The team I came to cheer for wasn’t having their best night. The score was well above 10 – 0 by the time I arrived. It seemed that everything was working against them. One pitcher in particular drew my attention. Pitch after pitch she threw a ball interspersed with a hit or a strike. But generally a pitch too high or too low. Over and over again. As a spectator, it seemed to go on and on, I can only imagine how the pitcher felt. I wanted to squirm in my seat for her. Yet, she stayed in the game. She didn’t give up. Her coach and teammates kept cheering her on. Telling her you’ve got this, you can do it, strike her out. And what happened? She continued to throw pitches too high or too low, with an occasional strike. And eventually the team reached three outs. The pitcher hadn’t given up. She stayed in the game. As uncomfortable and frustrating and maddening as it was to watch more points being scored. She didn’t give up.

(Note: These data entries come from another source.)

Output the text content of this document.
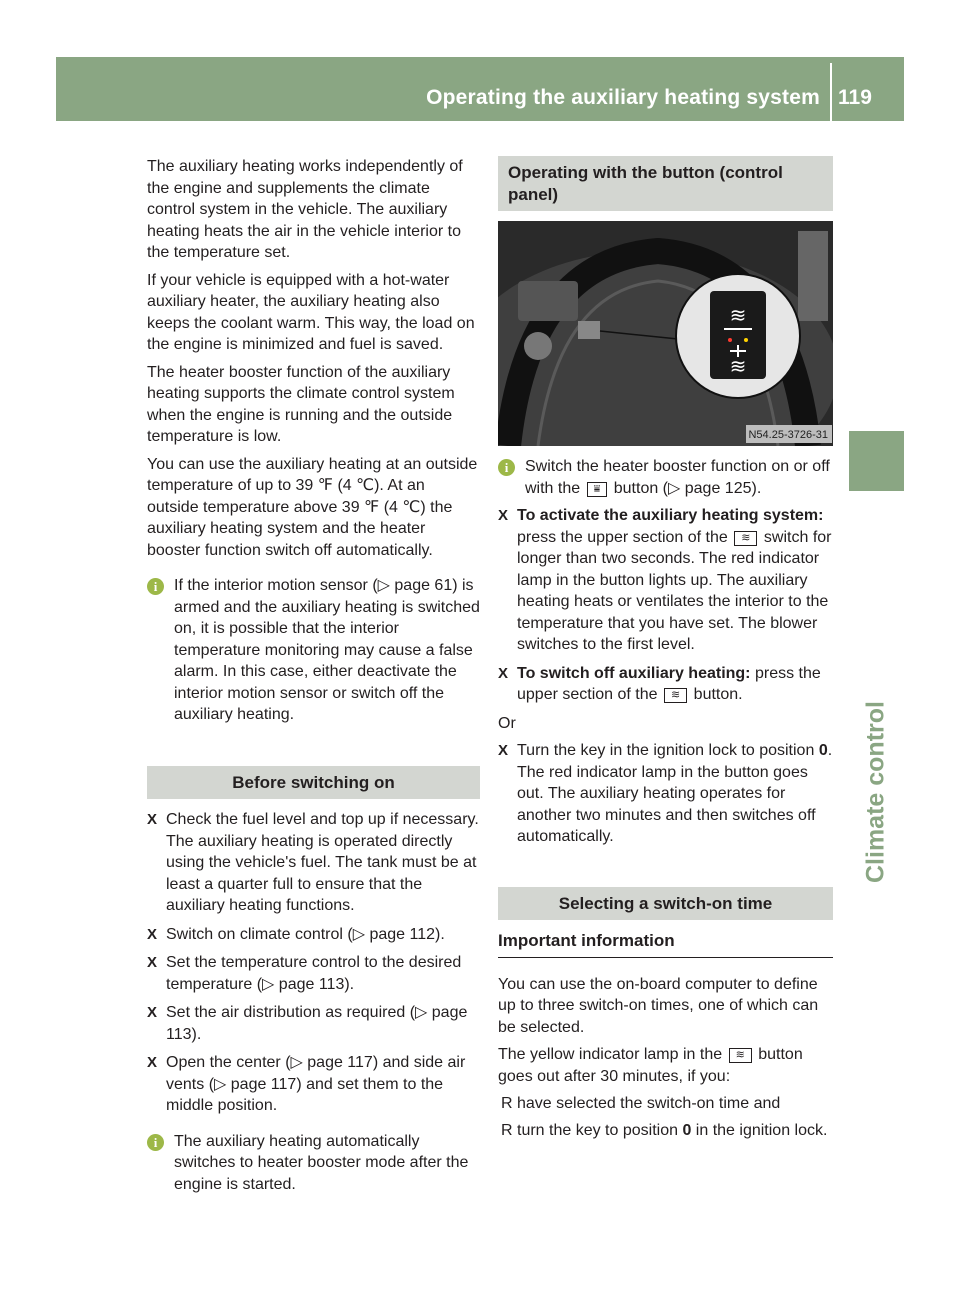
Operating the auxiliary heating system 119
Climate control

The auxiliary heating works independently of the engine and supplements the climate control system in the vehicle. The auxiliary heating heats the air in the vehicle interior to the temperature set.

If your vehicle is equipped with a hot-water auxiliary heater, the auxiliary heating also keeps the coolant warm. This way, the load on the engine is minimized and fuel is saved.

The heater booster function of the auxiliary heating supports the climate control system when the engine is running and the outside temperature is low.

You can use the auxiliary heating at an outside temperature of up to 39 ℉ (4 ℃). At an outside temperature above 39 ℉ (4 ℃) the auxiliary heating system and the heater booster function switch off automatically.

i	If the interior motion sensor (▷ page 61) is armed and the auxiliary heating is switched on, it is possible that the interior temperature monitoring may cause a false alarm. In this case, either deactivate the interior motion sensor or switch off the auxiliary heating.
Before switching on
X Check the fuel level and top up if necessary. The auxiliary heating is operated directly using the vehicle's fuel. The tank must be at least a quarter full to ensure that the auxiliary heating functions.
X Switch on climate control (▷ page 112).
X Set the temperature control to the desired temperature (▷ page 113).
X Set the air distribution as required (▷ page 113).
X Open the center (▷ page 117) and side air vents (▷ page 117) and set them to the middle position.
i	The auxiliary heating automatically switches to heater booster mode after the engine is started.
Operating with the button (control panel)
≋
≋
N54.25-3726-31
i	Switch the heater booster function on or off with the ⩸ button (▷ page 125).
X To activate the auxiliary heating system: press the upper section of the ≋ switch for longer than two seconds. The red indicator lamp in the button lights up. The auxiliary heating heats or ventilates the interior to the temperature that you have set. The blower switches to the first level.
X To switch off auxiliary heating: press the upper section of the ≋ button.

Or

X Turn the key in the ignition lock to position 0. The red indicator lamp in the button goes out. The auxiliary heating operates for another two minutes and then switches off automatically.
Selecting a switch-on time
Important information

You can use the on-board computer to define up to three switch-on times, one of which can be selected.

The yellow indicator lamp in the ≋ button goes out after 30 minutes, if you:

R have selected the switch-on time and
R turn the key to position 0 in the ignition lock.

The pitcher’s actions struck a chord in me. Perhaps more poignantly these past few weeks in the aftermath of so much violence and death and discrimination. Perhaps after so much international and economic uncertainty. So much has been written already. So many prayers offered. So much heartache. So many tears. So much blame. So much arguing. And so much silence. As someone who loves to write and use words to make sense of the world and my place in it, I’ve been at a loss. As a person of faith and a leader in the church, I’m at a loss. It seems that every minute not doing something is a minute lost to stand up for injustice and to bring peace. Every minute not speaking out allows another life to hurt, another life diminished.
But then I went to a softball game. And watched a young pitcher. A young pitcher frustrated and sad, throwing pitches she knew could be better, and I saw her not give up. I saw her stay in the game. After the game I met the pitcher, tears in her eyes, and she said, “I didn’t do well.”
But you kept playing, dear pitcher.
You didn’t give up, I told her.
And that makes all the difference.
Perhaps that’s where I am this week. I’m not giving up. I may not have done well in fully welcoming all of God’s people. I may not have done well in speaking out against hateful words. I may not have done well in telling someone that they matter and that their lives are valued. But, I will not give up. I will not forget the lives lost. I will not forget the discrimination that too many face. I will not give up on prayer or welcoming my neighbor. I will not give up on teaching my daughter respect and kindness, and the lessons of staying in the game.
Especially when the lives of the body of Christ depend on it.
Kimberly Knowle-Zeller is an ordained ELCA pastor, mother of a one-year-old, and spouse of an ELCA pastor. She lives with her family in Cole Camp, Missouri.